Press Release: IMF Executive Board Completes Fourth Review Under the PRGF Arrangement with Benin, Increases Financial Assistance by 150 Percent to Mitigate Food and Fuels Price Impact, and Approves US$16.4 Million Disbursement

June 16, 2008

Press Release No. 08/139

The Executive Board of the International Monetary Fund (IMF) today completed the fourth review of Benin's economic performance under the Poverty Reduction and Growth Facility (PRGF) arrangement and increased access to financial assistance under the arrangement by 150 percent to help the country deal with rising food and oil prices. The Board agreed to augment the SDR 6.19 million (about US$10 million) arrangement with SDR 9.29 million (about US$15 million). The completion of the review enables the disbursement of an amount equivalent to SDR 10.17 million (about US$16.4 million), including the augmented amount.

The three-year PRGF arrangement was approved on August 5, 2005 (see Press Release No.05/190) and subsequently extended to August 4, 2009.

In completing the review, Mr. Murilo Portugal, Deputy Managing Director and Acting Chair, stated:

"Supported by prudent fiscal policies and external debt relief, economic growth in Benin has picked up and inflation remains low. However, an increasingly less favorable external environment is likely to complicate the task of raising growth further and reducing poverty faster. Rising food and fuel prices have further worsened Benin's terms of trade, pushed up inflation sharply, and adversely affected vulnerable social groups.

"The authorities are cognizant of the need to consolidate Benin's recent gains in macroeconomic stability, as underscored in the country's Growth Strategy for Poverty Reduction (GSPR). Nonetheless, in this difficult environment the authorities are allowing a temporary increase in the fiscal deficit in 2008, through tax cuts and subsidies, to smooth adjustment to higher food and fuel prices. These measures will be replaced by well-targeted safety net measures in due course. Over the medium term, full pass-through of food and fuel price increases to consumers will be key to helping the economy adjust and to foster a positive agricultural supply response. The Fund is increasing the resources it makes available to help the authorities to smooth this adjustment.

"The underlying fiscal performance continues to improve with the implementation of measures to increase revenue and contain spending. Especially noteworthy have been the efforts to improve governance in the revenue agencies and to strengthen tax and customs administration. The government's infrastructure rehabilitation program is rebounding, although capital outlays remain constrained by absorptive capacity limitations. To address these limitations, the authorities are strengthening the government's expertise in project design and implementation. Preservation of fiscal and debt sustainability will require continued prudent debt management, especially reliance on highly concessional external financing. These fiscal reform efforts will create increased fiscal space for poverty reduction and growth-supporting expenditures.

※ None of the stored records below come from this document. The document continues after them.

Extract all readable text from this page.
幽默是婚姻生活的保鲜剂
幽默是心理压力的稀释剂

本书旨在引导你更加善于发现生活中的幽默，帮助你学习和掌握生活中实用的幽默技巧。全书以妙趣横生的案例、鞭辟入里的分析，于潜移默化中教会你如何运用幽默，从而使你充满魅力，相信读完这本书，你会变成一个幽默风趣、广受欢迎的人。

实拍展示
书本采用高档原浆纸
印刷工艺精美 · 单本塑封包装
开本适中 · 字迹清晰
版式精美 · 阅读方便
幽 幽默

"The structural reform program is moving slowly. The authorities are encouraged to accelerate implementation of reforms in key sectors in order to reduce core economic vulnerabilities. A major element of the 2008 structural reform agenda is the completion of a comprehensive reform strategy for the cotton sector. Also critical are actions to advance with the restructuring of the state-owned telecommunications and electricity companies. Reforms in the judicial and land tenure systems will continue to support efforts to facilitate access to credit for small- and medium-sized enterprises," Mr. Portugal said.

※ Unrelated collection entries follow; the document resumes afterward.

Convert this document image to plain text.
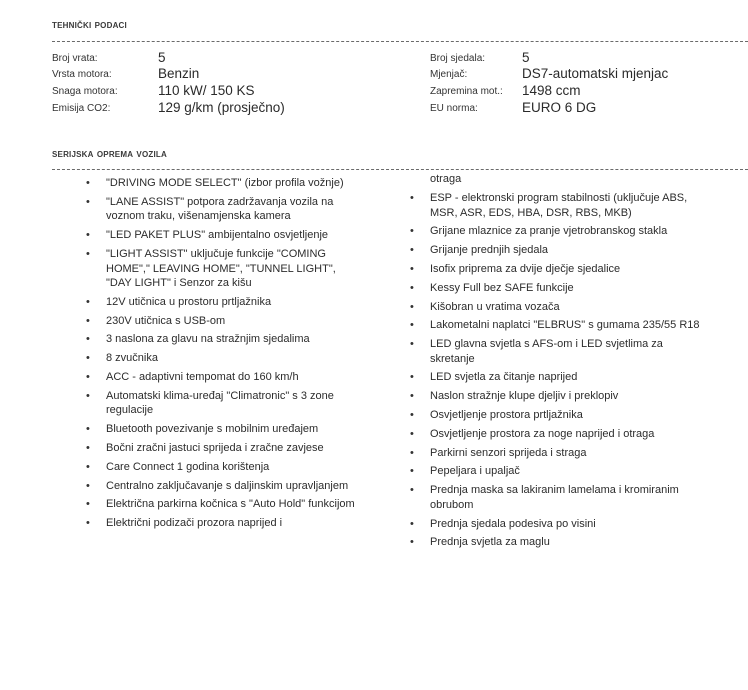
tehnički podaci
Broj vrata:	5
Vrsta motora:	Benzin
Snaga motora:	110 kW/ 150 KS
Emisija CO2:	129 g/km (prosječno)
Broj sjedala:	5
Mjenjač:	DS7-automatski mjenjac
Zapremina mot.: 1498 ccm
EU norma:	EURO 6 DG
serijska oprema vozila
• "DRIVING MODE SELECT" (izbor profila vožnje)
• "LANE ASSIST" potpora zadržavanja vozila na voznom traku, višenamjenska kamera
• "LED PAKET PLUS" ambijentalno osvjetljenje
• "LIGHT ASSIST" uključuje funkcije "COMING HOME"," LEAVING HOME", "TUNNEL LIGHT", "DAY LIGHT" i Senzor za kišu
• 12V utičnica u prostoru prtljažnika
• 230V utičnica s USB-om
• 3 naslona za glavu na stražnjim sjedalima
• 8 zvučnika
• ACC - adaptivni tempomat do 160 km/h
• Automatski klima-uređaj "Climatronic" s 3 zone regulacije
• Bluetooth povezivanje s mobilnim uređajem
• Bočni zračni jastuci sprijeda i zračne zavjese
• Care Connect 1 godina korištenja
• Centralno zaključavanje s daljinskim upravljanjem
• Električna parkirna kočnica s "Auto Hold" funkcijom
• Električni podizači prozora naprijed i
otraga
• ESP - elektronski program stabilnosti (uključuje ABS, MSR, ASR, EDS, HBA, DSR, RBS, MKB)
• Grijane mlaznice za pranje vjetrobranskog stakla
• Grijanje prednjih sjedala
• Isofix priprema za dvije dječje sjedalice
• Kessy Full bez SAFE funkcije
• Kišobran u vratima vozača
• Lakometalni naplatci "ELBRUS" s gumama 235/55 R18
• LED glavna svjetla s AFS-om i LED svjetlima za skretanje
• LED svjetla za čitanje naprijed
• Naslon stražnje klupe djeljiv i preklopiv
• Osvjetljenje prostora prtljažnika
• Osvjetljenje prostora za noge naprijed i otraga
• Parkirni senzori sprijeda i straga
• Pepeljara i upaljač
• Prednja maska sa lakiranim lamelama i kromiranim obrubom
• Prednja sjedala podesiva po visini
• Prednja svjetla za maglu
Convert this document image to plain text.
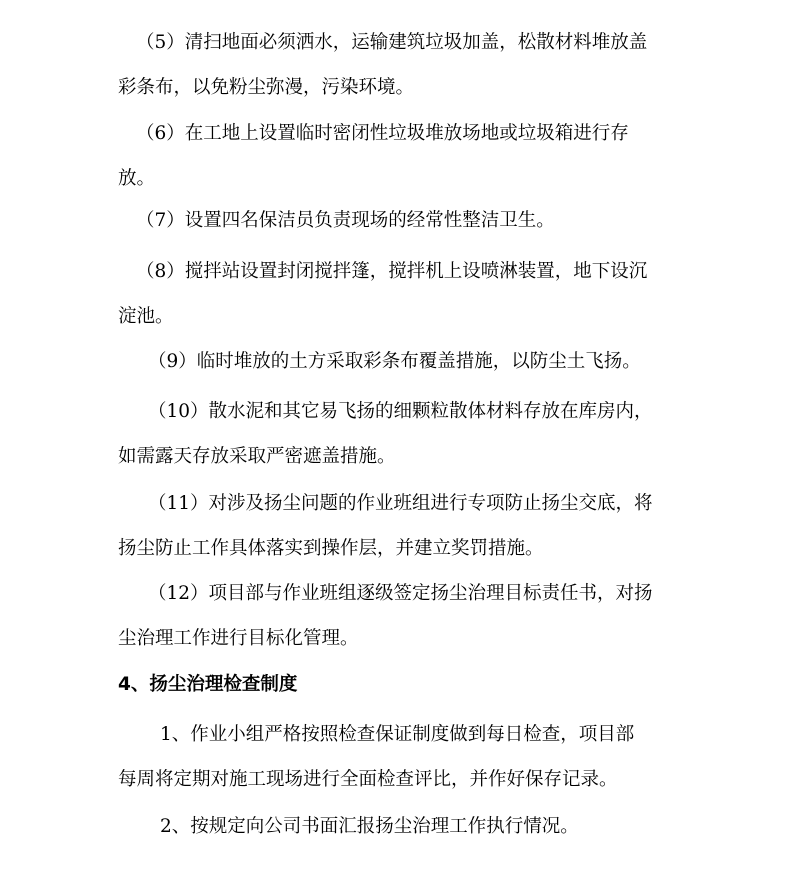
（5）清扫地面必须洒水，运输建筑垃圾加盖，松散材料堆放盖
彩条布，以免粉尘弥漫，污染环境。

（6）在工地上设置临时密闭性垃圾堆放场地或垃圾箱进行存
放。

（7）设置四名保洁员负责现场的经常性整洁卫生。

（8）搅拌站设置封闭搅拌篷，搅拌机上设喷淋装置，地下设沉
淀池。

（9）临时堆放的土方采取彩条布覆盖措施，以防尘土飞扬。

（10）散水泥和其它易飞扬的细颗粒散体材料存放在库房内，
如需露天存放采取严密遮盖措施。

（11）对涉及扬尘问题的作业班组进行专项防止扬尘交底，将
扬尘防止工作具体落实到操作层，并建立奖罚措施。

（12）项目部与作业班组逐级签定扬尘治理目标责任书，对扬
尘治理工作进行目标化管理。

4、扬尘治理检查制度

1、作业小组严格按照检查保证制度做到每日检查，项目部
每周将定期对施工现场进行全面检查评比，并作好保存记录。

2、按规定向公司书面汇报扬尘治理工作执行情况。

The PRGF is the IMF's concessional facility for low-income countries. It is intended that PRGF-supported programs are based on country-owned poverty reduction strategies adopted in a participatory process involving civil society and development partners and articulated in a Poverty Reduction Strategy Paper (PRSP). This is intended to ensure that PRGF-supported programs are consistent with a comprehensive framework for macroeconomic, structural, and social policies to foster growth and reduce poverty. PRGF loans carry an annual interest rate of 0.5 percent and are repayable over 10 years with a 5½-year grace period on principal payments.